Obwohl 3D Secure 1.0 Sie vor Betrug schützt, müssen Ihre Kunden Ihren Shop verlassen, um während des Bezahlvorgangs zusätzliche Schritte durchzuführen, die sich auf ihr Kauferlebnis auswirken können. Mit 3D Secure 2.0 können Sie den Authentifizierungsprozess dank eines integrierten Iframes ohne Umleitung in Ihren Shop integrieren.

Finden Sie heraus, warum 3D Secure 2.0 Ihnen helfen wird, Ihre Konversion zu steigern:

Reibungslose Authentifizierung

3D Secure 2.0 verwendet eine reibungslose Authentifizierung, die darin besteht, dass Händler eine Transaktion mit der ausgebenden Bank des Kunden überprüfen können, ohne dass der Kunde einen Pin angeben muss oder auf die 3D Secure-Seite weitergeleitet wird.

Falls die Bank zusätzliche Daten benötigt, durchläuft die Transaktion den Ablauf der Challenge-Authentifizierung: Der Kunde wird aufgefordert, zusätzliche Informationen für die Authentifizierung anzugeben.
(z.B. 2-Faktor-Authentifizierungscode, der per E-Mail/SMS oder biometrischem Fingerabdruck gesendet wird oder Gesichtserkennung, die in der ausgebenden Bank-App verwendet wird).

3D Secure Authentication Flows

Bessere Benutzerfreundlichkeit

3D Secure 2.0 vereinfacht den Zahlungsauthentifizierungsprozess für Kunden erheblich. Während dem Checkout werden die Kunden entweder den Authentifizierungsprozess, ohne etwas tun zu müssen (frictionless flow) oder ihre Zahlung wird authentifiziert, ohne auf eine externe Seite für 3D Secure authentication weitergeleitet zu werden (Challenge flow wird direkt in den Checkout Flow eingebettet).

Dank der neuen mobilen SDKs wird es für Kunden schnell und einfach sein, den Authentifizierungsprozess mit ihrer Mobile Banking App durchzuführen.
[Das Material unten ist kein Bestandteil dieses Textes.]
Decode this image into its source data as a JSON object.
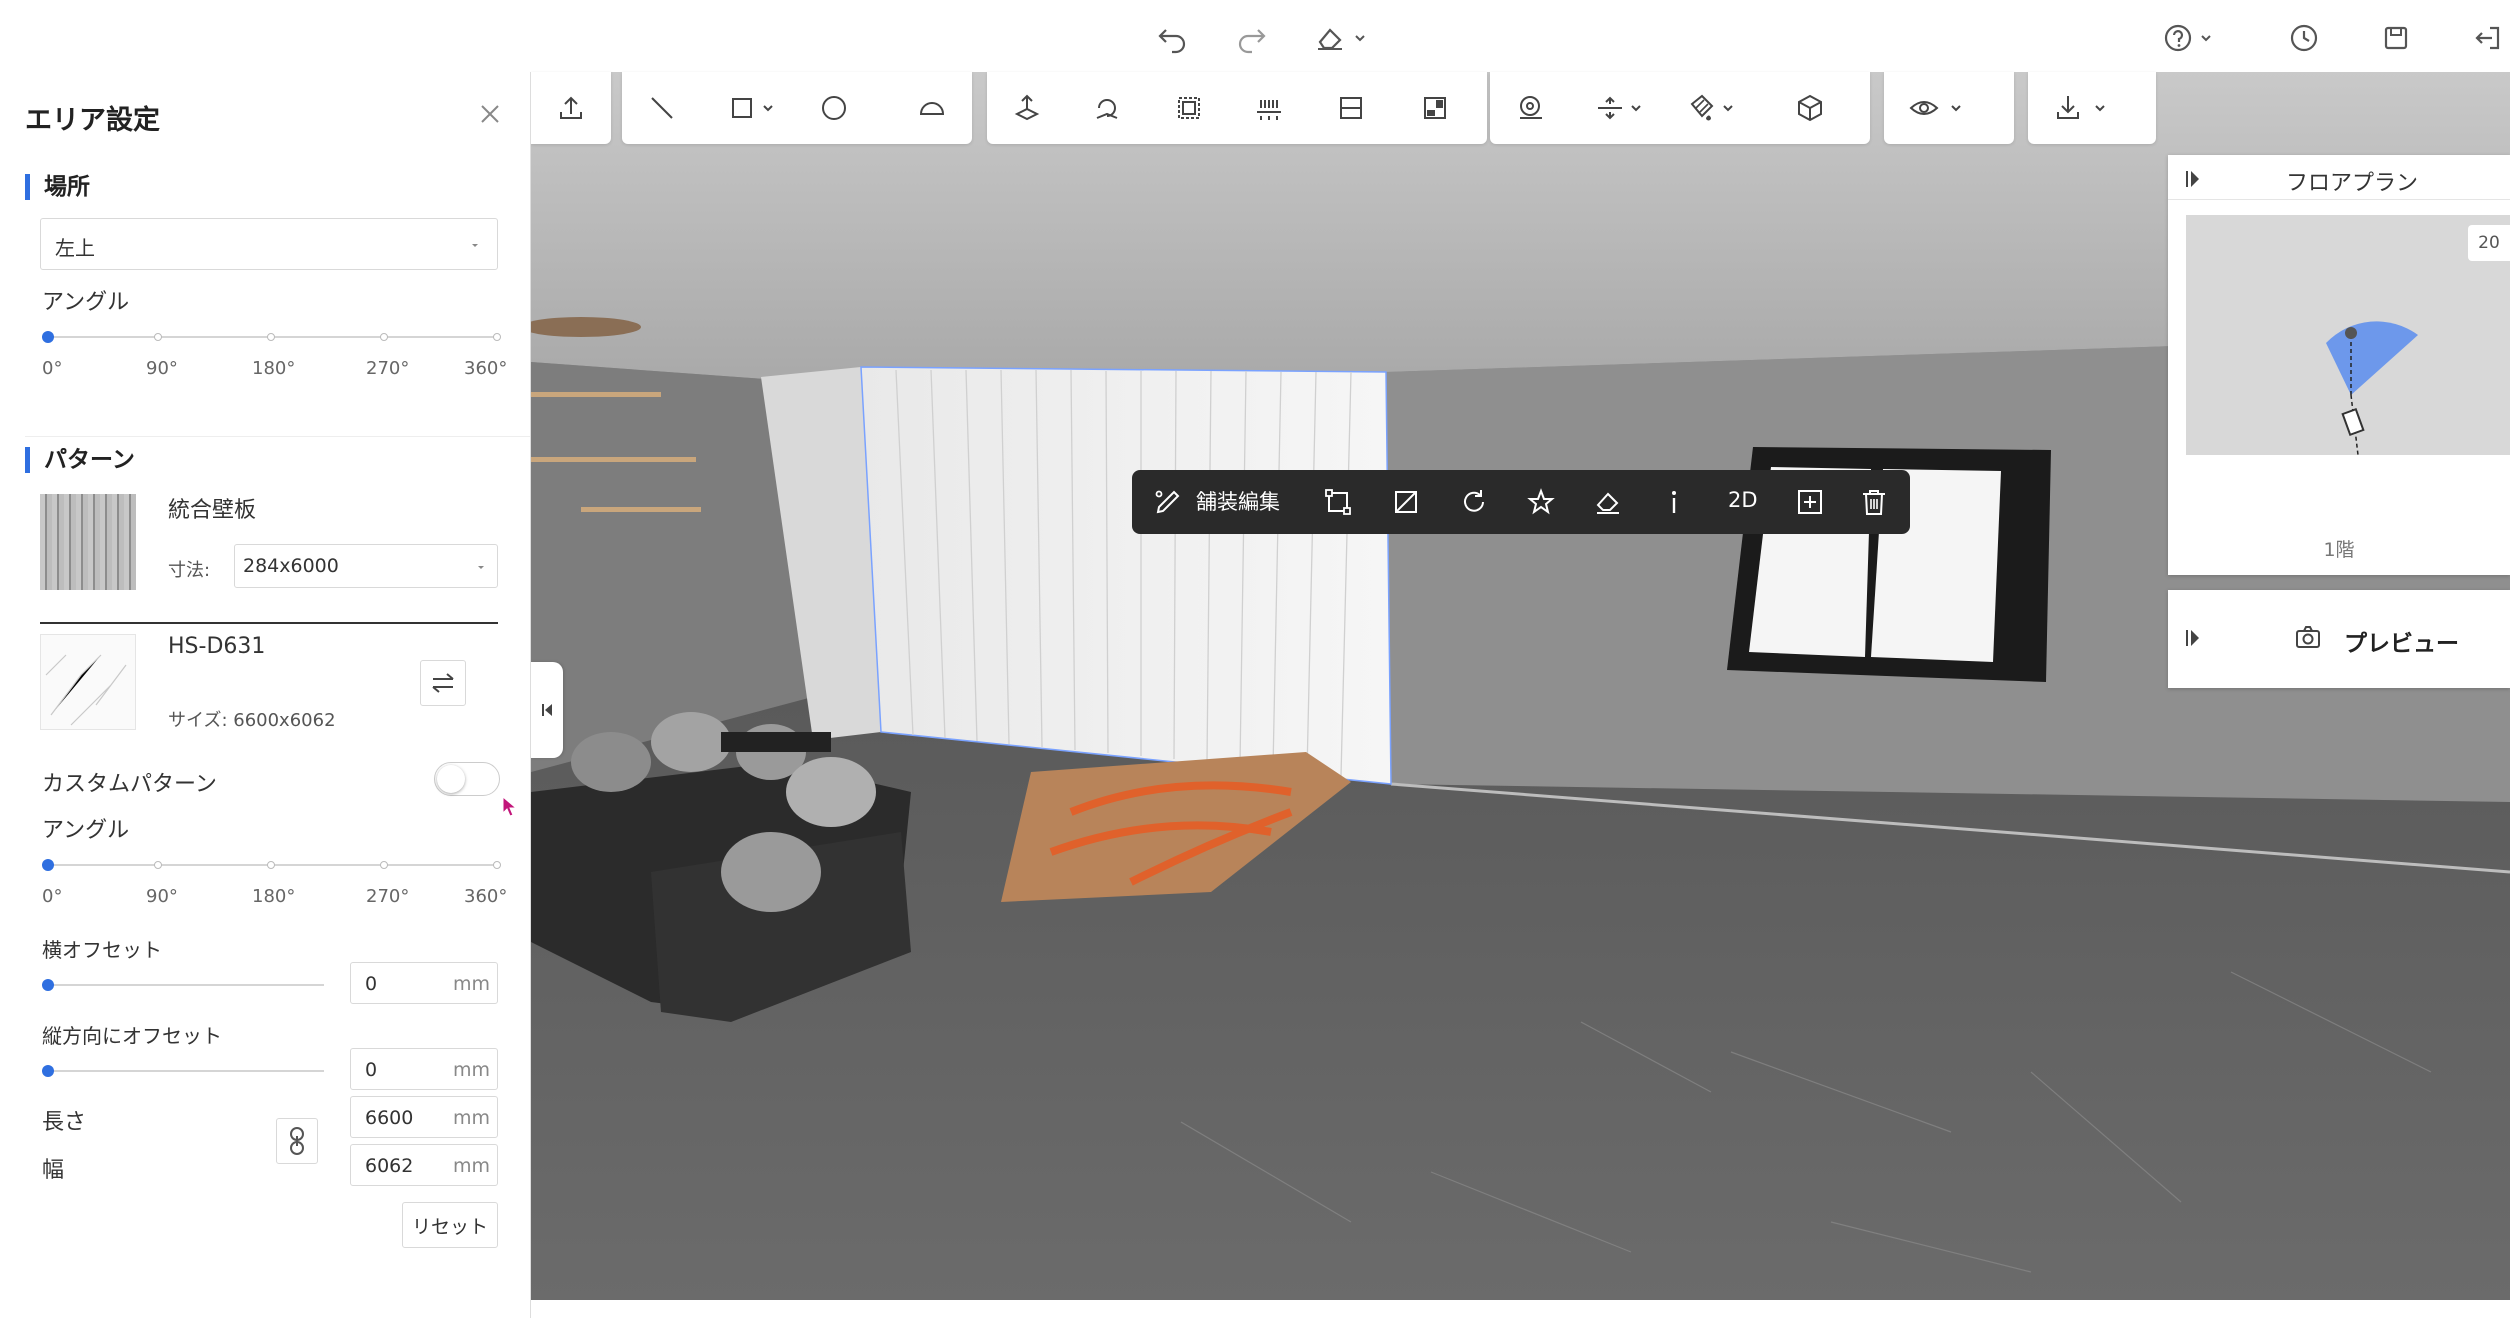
{
  "panel": {
    "title": "エリア設定",
    "location_section": "場所",
    "location_value": "左上",
    "angle_label": "アングル",
    "angle_ticks": [
      "0°",
      "90°",
      "180°",
      "270°",
      "360°"
    ],
    "pattern_section": "パターン",
    "pattern_name": "統合壁板",
    "size_label": "寸法:",
    "size_value": "284x6000",
    "material_code": "HS-D631",
    "material_size": "サイズ: 6600x6062",
    "custom_pattern_label": "カスタムパターン",
    "custom_pattern_on": false,
    "pattern_angle_label": "アングル",
    "h_offset_label": "横オフセット",
    "h_offset_value": "0",
    "v_offset_label": "縦方向にオフセット",
    "v_offset_value": "0",
    "unit": "mm",
    "length_label": "長さ",
    "length_value": "6600",
    "width_label": "幅",
    "width_value": "6062",
    "reset_label": "リセット"
  },
  "context_toolbar": {
    "edit_label": "舗装編集",
    "view_2d": "2D"
  },
  "floorplan": {
    "title": "フロアプラン",
    "floor_label": "1階",
    "badge": "20"
  },
  "preview": {
    "title": "プレビュー"
  },
  "colors": {
    "accent": "#2f6fe0",
    "toolbar_dark": "#2a2a2a",
    "camera_cone": "#5b8def"
  }
}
Im Falle von Transaktionen, die von einem mobilen Gerät aus durchgeführt werden und wenn der Kunde seine Bank-App auf seinem Gerät installiert hat, erkennt das SDK dies und öffnet automatisch die App für den Kunden, um seine Zahlung mit einem 2-Faktor-Passwort, Fingerabdruck oder Gesichtserkennung zu authentifizieren.
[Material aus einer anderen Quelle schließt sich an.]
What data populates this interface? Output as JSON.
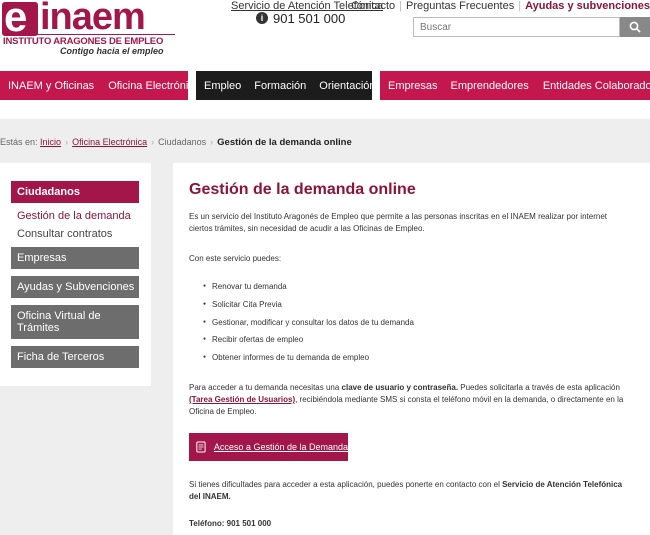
{
  "header": {
    "logo_letter": "e",
    "logo_name": "inaem",
    "logo_subtitle": "INSTITUTO ARAGONES DE EMPLEO",
    "logo_tagline": "Contigo hacia el empleo",
    "phone_label": "Servicio de Atención Telefónica",
    "phone_number": "901 501 000",
    "toplinks": [
      "Contacto",
      "Preguntas Frecuentes",
      "Ayudas y subvenciones"
    ],
    "search_placeholder": "Buscar"
  },
  "nav": {
    "group1": [
      "INAEM y Oficinas",
      "Oficina Electrónica"
    ],
    "group2": [
      "Empleo",
      "Formación",
      "Orientación"
    ],
    "group3": [
      "Empresas",
      "Emprendedores",
      "Entidades Colaboradoras"
    ]
  },
  "breadcrumb": {
    "prefix": "Estás en:",
    "items": [
      "Inicio",
      "Oficina Electrónica",
      "Ciudadanos"
    ],
    "current": "Gestión de la demanda online"
  },
  "sidebar": {
    "active": "Ciudadanos",
    "sub": [
      "Gestión de la demanda",
      "Consultar contratos"
    ],
    "items": [
      "Empresas",
      "Ayudas y Subvenciones",
      "Oficina Virtual de Trámites",
      "Ficha de Terceros"
    ]
  },
  "content": {
    "title": "Gestión de la demanda online",
    "intro": "Es un servicio del Instituto Aragonés de Empleo que permite a las personas inscritas en el INAEM realizar por internet ciertos trámites, sin necesidad de acudir a las Oficinas de Empleo.",
    "services_heading": "Con este servicio puedes:",
    "services": [
      "Renovar tu demanda",
      "Solicitar Cita Previa",
      "Gestionar, modificar y consultar los datos de tu demanda",
      "Recibir ofertas de empleo",
      "Obtener informes de tu demanda de empleo"
    ],
    "access_p1": "Para acceder a tu demanda necesitas una ",
    "access_b1": "clave de usuario y contraseña.",
    "access_p2": " Puedes solicitarla a través de esta aplicación ",
    "access_link": "(Tarea Gestión de Usuarios)",
    "access_p3": ", recibiéndola mediante SMS si consta el teléfono móvil en la demanda, o directamente en la Oficina de Empleo.",
    "access_button": "Acceso a Gestión de la Demanda",
    "help_p1": "Si tienes dificultades para acceder a esta aplicación, puedes ponerte en contacto con el ",
    "help_b1": "Servicio de Atención Telefónica del INAEM.",
    "phone_line": "Teléfono: 901 501 000"
  },
  "colors": {
    "brand": "#a3164a",
    "nav_red": "#c3174e",
    "nav_dark": "#1c1c1c",
    "sidebar_gray": "#6d6d6d",
    "background_gray": "#eeeeee"
  }
}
Zusammenfassung: Was PSD2 für verkaufte Kunden bedeutet

wichtig:

Um dieses neue Sicherheitsniveau zu erreichen, müssen mehr Daten an die Zahlungsanbieter gesendet werden, damit die emittierenden Banken eine angemessene Risikoanalyse durchführen können. Zu diesem Zweck können die emittierenden Banken die über die reibungslose Authentifizierung übertragenen Daten nutzen.
Wir sind fest davon überzeugt, dass dies über den Sicherheitsgewinn hinaus zu einer besseren Konversionsrate in Online-Shops führen wird: Im Gegensatz zu 3DS 1.0, das von Ihren Kunden verlangt, dass sie Ihren Shop verlassen, um zusätzliche Schritte während des Bezahlvorgangs durchzuführen, ermöglicht der neue Verifizierungsprozess eine unsichtbare Authentifizierung basierend auf den verschiedenen übertragenen Daten.
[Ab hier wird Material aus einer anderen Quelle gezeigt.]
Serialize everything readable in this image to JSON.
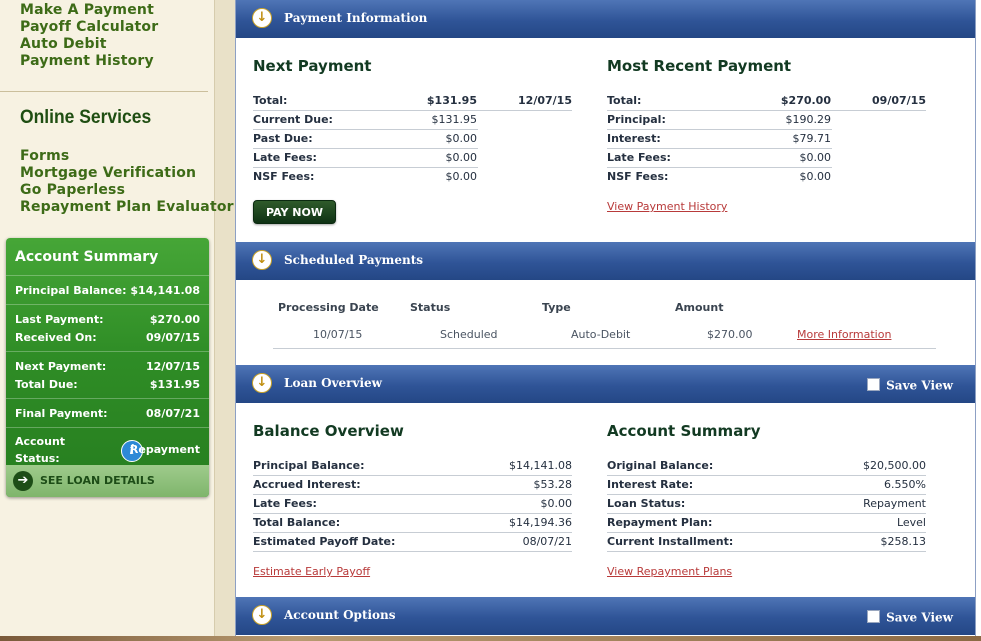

Da wir täglich daran arbeiten, die neueste Technologie in die Module einzubringen und diese neuen Vorschriften zu erfüllen, ist es für Sie als Händler wichtig, unsere Module ständig zu aktualisieren. Wenn Sie ein Abonnement bei sellxed haben, ist es sinnvoll, Ihren Wartungssupport zu verlängern und regelmässig die neueste Version herunterzuladen, um die Konversionsrate in Ihrem Shop zu verbessern.

Die neueste Version aller unserer verkauften Module ist vollständig konform und bereit für die neue PSD2-Richtlinie, so dass Sie problemlos von 3D Secure 1.0 auf 3D Secure 2.0 wechseln und Ihren Kunden ein sicheres und angenehmes Kauferlebnis bieten können. Die neuen Änderungen erfordern keine Änderungen an Ihrer Implementierung. Sie müssen lediglich das Modul auf die neueste Version aktualisieren, die Sie in Ihrem sellxed account finden.